Chemins de traverse, pentus, parfois boueux ou inondés, recouverts de neige certains mois, difficiles, tortueux.
Mon père m'explique le quotidien de l'époque.
"Chaque jour, du Pont d'Yonne au petit hameau de Châgnon, mon grand-père Léon faisait plus de cinq kilomètres à vélo ou à pied suivant la météo. Il fallait alors compter de 1h30 à 2h de trajet, seulement pour un aller ; soit 4 h aller-retour par jour que tu additionnais aux heures de travail effectives. Il effectuait ce trajet de jour ou de nuit, suivant ses horaires, sachant qu'il travaillait en 3/8. Son emploi du temps professionnel alternait de cette façon : une semaine de 13h à 21h, une semaine de 5h à 13h et une semaine de 21h à 5h.
Lorsque la neige était présente ou que le gel rendait le chemin impraticable, mon grand-père effectuait le trajet à pied, s'aidant d'une canne. Il lui faut alors près de deux heures pour rejoindre l'usine et autant, bien sûr, pour rentrer dès la fin du travail.
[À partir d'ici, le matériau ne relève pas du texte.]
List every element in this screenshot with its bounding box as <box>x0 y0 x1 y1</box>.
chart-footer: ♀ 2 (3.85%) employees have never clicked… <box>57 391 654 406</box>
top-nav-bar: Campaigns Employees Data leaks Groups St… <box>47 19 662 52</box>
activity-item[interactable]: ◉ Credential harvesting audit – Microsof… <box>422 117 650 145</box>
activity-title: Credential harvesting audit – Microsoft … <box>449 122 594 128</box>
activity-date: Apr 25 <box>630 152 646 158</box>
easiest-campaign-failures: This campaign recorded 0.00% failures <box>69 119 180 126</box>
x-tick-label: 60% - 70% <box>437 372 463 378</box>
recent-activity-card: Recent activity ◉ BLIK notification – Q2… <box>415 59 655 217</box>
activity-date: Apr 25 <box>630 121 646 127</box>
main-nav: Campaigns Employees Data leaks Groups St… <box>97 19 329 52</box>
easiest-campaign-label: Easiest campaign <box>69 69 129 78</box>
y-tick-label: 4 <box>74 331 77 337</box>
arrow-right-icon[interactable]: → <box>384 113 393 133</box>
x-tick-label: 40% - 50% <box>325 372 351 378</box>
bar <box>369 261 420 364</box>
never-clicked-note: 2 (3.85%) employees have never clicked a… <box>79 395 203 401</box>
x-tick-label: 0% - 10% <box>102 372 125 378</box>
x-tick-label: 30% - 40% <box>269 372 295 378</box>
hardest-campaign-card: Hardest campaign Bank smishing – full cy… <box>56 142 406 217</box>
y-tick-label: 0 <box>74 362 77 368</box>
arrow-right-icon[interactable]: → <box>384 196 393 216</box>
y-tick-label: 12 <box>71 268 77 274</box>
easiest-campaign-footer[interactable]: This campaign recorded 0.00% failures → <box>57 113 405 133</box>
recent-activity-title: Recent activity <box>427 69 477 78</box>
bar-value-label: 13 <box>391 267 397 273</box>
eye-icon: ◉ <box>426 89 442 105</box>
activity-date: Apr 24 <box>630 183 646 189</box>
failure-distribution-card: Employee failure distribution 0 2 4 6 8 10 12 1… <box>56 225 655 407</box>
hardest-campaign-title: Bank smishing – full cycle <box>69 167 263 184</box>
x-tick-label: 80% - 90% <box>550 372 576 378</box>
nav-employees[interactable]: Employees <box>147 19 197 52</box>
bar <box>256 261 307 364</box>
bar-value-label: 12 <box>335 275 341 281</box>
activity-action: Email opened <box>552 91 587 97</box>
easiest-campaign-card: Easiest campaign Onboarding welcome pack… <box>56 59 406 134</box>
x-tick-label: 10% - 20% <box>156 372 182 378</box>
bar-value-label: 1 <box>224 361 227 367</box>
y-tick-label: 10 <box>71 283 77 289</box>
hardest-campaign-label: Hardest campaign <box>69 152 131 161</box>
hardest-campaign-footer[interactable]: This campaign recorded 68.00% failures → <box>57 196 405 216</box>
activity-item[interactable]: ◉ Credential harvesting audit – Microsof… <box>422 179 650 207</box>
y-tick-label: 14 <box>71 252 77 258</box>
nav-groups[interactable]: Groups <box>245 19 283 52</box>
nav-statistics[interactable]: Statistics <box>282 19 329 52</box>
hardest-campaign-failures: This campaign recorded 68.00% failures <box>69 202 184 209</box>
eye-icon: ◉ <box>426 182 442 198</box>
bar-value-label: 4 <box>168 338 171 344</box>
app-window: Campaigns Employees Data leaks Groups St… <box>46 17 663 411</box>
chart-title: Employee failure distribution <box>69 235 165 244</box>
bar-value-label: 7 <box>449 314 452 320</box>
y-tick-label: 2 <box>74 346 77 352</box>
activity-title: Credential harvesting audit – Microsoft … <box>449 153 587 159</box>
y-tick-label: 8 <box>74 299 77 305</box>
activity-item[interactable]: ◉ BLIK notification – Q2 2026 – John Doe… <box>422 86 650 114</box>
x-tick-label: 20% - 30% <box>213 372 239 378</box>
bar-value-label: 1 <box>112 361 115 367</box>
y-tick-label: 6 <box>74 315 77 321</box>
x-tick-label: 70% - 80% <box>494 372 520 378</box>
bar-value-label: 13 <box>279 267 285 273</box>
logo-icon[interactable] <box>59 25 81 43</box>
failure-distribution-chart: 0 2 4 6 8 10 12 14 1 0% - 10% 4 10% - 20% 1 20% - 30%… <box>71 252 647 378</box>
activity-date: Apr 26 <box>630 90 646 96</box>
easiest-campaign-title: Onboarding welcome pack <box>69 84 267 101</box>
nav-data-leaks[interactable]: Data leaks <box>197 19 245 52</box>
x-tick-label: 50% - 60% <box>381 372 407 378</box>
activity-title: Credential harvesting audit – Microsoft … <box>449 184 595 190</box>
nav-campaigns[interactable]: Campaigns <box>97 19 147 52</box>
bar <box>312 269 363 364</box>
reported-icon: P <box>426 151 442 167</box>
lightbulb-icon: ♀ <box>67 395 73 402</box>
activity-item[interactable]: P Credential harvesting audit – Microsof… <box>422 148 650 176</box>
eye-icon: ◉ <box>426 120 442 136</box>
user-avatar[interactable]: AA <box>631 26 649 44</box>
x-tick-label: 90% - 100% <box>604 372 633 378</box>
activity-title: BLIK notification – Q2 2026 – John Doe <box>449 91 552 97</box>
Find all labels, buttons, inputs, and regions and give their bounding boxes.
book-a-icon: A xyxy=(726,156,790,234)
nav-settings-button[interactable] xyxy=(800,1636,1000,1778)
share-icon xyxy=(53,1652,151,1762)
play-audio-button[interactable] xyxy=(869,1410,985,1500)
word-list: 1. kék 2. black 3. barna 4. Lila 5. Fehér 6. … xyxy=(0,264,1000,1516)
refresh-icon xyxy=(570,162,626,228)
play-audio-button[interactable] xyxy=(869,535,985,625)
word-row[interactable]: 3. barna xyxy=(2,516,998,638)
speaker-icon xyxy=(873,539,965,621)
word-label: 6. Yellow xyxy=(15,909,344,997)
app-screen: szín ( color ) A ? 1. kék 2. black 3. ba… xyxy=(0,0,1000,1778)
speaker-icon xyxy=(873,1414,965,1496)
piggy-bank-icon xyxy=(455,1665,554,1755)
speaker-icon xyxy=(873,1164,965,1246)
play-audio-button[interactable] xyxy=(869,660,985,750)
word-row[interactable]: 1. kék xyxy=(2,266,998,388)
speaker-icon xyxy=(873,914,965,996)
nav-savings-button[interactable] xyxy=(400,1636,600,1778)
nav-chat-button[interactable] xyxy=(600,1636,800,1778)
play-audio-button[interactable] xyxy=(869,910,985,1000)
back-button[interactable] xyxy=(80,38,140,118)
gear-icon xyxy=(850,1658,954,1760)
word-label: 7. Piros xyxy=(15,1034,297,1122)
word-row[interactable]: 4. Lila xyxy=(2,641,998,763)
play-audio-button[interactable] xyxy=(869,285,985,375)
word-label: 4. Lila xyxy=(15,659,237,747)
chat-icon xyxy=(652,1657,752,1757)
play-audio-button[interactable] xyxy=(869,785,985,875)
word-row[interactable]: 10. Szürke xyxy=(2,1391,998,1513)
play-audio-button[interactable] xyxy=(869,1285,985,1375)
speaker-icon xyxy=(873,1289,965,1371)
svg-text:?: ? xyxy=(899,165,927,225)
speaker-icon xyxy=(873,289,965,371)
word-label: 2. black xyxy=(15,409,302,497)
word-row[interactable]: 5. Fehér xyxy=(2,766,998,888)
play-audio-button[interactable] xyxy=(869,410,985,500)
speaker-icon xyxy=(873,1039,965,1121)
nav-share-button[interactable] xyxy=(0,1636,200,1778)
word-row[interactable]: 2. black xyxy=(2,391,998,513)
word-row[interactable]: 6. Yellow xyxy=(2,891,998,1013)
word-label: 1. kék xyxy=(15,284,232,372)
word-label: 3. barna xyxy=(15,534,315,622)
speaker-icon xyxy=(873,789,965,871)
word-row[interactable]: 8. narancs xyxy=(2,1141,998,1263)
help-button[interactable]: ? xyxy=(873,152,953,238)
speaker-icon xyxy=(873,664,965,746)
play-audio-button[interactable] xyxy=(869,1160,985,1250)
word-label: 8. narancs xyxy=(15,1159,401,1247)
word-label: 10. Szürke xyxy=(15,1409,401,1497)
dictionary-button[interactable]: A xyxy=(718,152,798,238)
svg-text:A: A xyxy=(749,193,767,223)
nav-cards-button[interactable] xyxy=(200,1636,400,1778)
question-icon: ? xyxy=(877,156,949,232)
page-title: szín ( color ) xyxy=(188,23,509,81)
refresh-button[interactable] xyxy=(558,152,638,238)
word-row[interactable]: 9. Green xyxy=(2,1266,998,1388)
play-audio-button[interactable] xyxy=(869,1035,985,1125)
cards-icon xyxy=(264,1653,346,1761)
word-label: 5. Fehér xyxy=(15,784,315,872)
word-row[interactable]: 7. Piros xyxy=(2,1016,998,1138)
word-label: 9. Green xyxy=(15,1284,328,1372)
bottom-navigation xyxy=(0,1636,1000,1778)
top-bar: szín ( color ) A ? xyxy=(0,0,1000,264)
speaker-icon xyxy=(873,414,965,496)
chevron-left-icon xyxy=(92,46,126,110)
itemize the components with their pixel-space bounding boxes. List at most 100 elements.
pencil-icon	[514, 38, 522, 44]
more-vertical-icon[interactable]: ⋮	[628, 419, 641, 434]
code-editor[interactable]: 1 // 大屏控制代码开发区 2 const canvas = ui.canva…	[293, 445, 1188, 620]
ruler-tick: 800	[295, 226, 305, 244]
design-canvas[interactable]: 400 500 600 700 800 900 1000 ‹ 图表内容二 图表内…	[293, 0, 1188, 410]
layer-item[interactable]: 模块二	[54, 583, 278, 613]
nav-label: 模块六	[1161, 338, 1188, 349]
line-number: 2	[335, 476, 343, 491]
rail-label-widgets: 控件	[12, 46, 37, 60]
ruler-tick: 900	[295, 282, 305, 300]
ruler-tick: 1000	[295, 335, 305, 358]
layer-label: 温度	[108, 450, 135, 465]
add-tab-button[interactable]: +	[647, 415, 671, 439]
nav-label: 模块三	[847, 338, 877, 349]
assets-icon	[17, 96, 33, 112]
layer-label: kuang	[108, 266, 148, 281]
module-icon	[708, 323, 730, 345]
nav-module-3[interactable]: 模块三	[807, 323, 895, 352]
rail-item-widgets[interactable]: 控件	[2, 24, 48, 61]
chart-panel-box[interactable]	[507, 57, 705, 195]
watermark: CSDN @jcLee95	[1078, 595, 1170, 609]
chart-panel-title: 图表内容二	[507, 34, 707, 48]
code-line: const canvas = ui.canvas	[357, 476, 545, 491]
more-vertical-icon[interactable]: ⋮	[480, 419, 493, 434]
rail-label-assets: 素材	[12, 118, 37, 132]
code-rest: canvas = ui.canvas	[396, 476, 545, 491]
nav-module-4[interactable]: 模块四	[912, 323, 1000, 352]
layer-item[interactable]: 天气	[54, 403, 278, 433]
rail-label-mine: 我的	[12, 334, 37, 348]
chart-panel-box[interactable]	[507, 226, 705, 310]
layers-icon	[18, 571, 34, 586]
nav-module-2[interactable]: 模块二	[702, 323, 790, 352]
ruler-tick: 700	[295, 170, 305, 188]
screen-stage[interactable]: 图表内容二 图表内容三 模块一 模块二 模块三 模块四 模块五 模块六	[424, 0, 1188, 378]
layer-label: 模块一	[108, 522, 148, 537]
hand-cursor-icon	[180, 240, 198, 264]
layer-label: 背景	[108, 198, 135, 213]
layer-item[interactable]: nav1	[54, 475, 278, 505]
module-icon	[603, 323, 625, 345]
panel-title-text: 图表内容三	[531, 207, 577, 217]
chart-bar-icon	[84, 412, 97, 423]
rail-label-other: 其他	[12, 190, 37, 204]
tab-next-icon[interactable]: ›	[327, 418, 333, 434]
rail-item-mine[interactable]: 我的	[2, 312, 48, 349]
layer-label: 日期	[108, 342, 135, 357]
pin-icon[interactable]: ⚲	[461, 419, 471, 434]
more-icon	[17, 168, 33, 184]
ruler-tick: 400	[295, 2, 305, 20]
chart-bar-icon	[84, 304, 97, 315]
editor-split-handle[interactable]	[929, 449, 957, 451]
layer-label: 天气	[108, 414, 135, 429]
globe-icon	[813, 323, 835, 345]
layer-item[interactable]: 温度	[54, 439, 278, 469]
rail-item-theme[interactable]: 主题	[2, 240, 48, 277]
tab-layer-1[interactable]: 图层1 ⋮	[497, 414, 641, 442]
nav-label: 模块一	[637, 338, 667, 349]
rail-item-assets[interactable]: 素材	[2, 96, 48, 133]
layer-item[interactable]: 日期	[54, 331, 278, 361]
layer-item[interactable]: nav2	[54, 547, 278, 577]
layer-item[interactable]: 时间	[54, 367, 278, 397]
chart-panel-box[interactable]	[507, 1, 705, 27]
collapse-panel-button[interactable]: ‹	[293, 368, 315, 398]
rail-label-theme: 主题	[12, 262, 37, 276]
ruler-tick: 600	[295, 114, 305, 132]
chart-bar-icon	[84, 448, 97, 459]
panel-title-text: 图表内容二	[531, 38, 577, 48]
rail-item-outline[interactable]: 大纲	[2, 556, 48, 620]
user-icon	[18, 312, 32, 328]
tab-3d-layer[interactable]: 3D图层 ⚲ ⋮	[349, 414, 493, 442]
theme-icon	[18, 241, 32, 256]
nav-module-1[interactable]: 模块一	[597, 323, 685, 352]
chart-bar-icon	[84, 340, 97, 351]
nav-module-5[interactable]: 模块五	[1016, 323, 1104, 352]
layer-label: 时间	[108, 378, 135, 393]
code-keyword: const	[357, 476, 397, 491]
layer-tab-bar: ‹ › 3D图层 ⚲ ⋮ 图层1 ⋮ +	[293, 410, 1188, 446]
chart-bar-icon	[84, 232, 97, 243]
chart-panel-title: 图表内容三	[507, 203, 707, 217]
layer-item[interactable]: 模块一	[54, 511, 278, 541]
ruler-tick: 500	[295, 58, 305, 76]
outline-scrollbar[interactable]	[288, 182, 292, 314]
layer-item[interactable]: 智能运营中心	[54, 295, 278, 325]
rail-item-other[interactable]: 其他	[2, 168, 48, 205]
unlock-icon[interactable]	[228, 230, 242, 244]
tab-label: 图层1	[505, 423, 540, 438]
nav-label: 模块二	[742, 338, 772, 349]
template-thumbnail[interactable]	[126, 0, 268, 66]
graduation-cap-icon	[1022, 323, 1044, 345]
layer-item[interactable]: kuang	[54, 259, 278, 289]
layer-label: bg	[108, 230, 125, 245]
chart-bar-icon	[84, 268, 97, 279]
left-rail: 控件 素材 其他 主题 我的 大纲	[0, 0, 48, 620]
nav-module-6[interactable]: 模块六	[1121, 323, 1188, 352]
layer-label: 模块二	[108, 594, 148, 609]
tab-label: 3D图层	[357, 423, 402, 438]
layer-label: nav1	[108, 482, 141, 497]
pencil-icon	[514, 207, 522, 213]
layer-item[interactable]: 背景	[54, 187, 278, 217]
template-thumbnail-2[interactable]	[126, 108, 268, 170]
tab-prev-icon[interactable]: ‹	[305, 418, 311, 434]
Il effectuait le trajet seul ou très rarement avec un ou deux autres collègues ouvriers habitat La Manille, petit hameau situé juste en-dessous de Châgnon, quand les heures d'équipes coïncidaient."
Un bref calcul permet de se rendre compte que les journées étaient parfois de plus de 12 heures.
Ces chemins traversent tour à tour forêts, champs et petits ruisseaux.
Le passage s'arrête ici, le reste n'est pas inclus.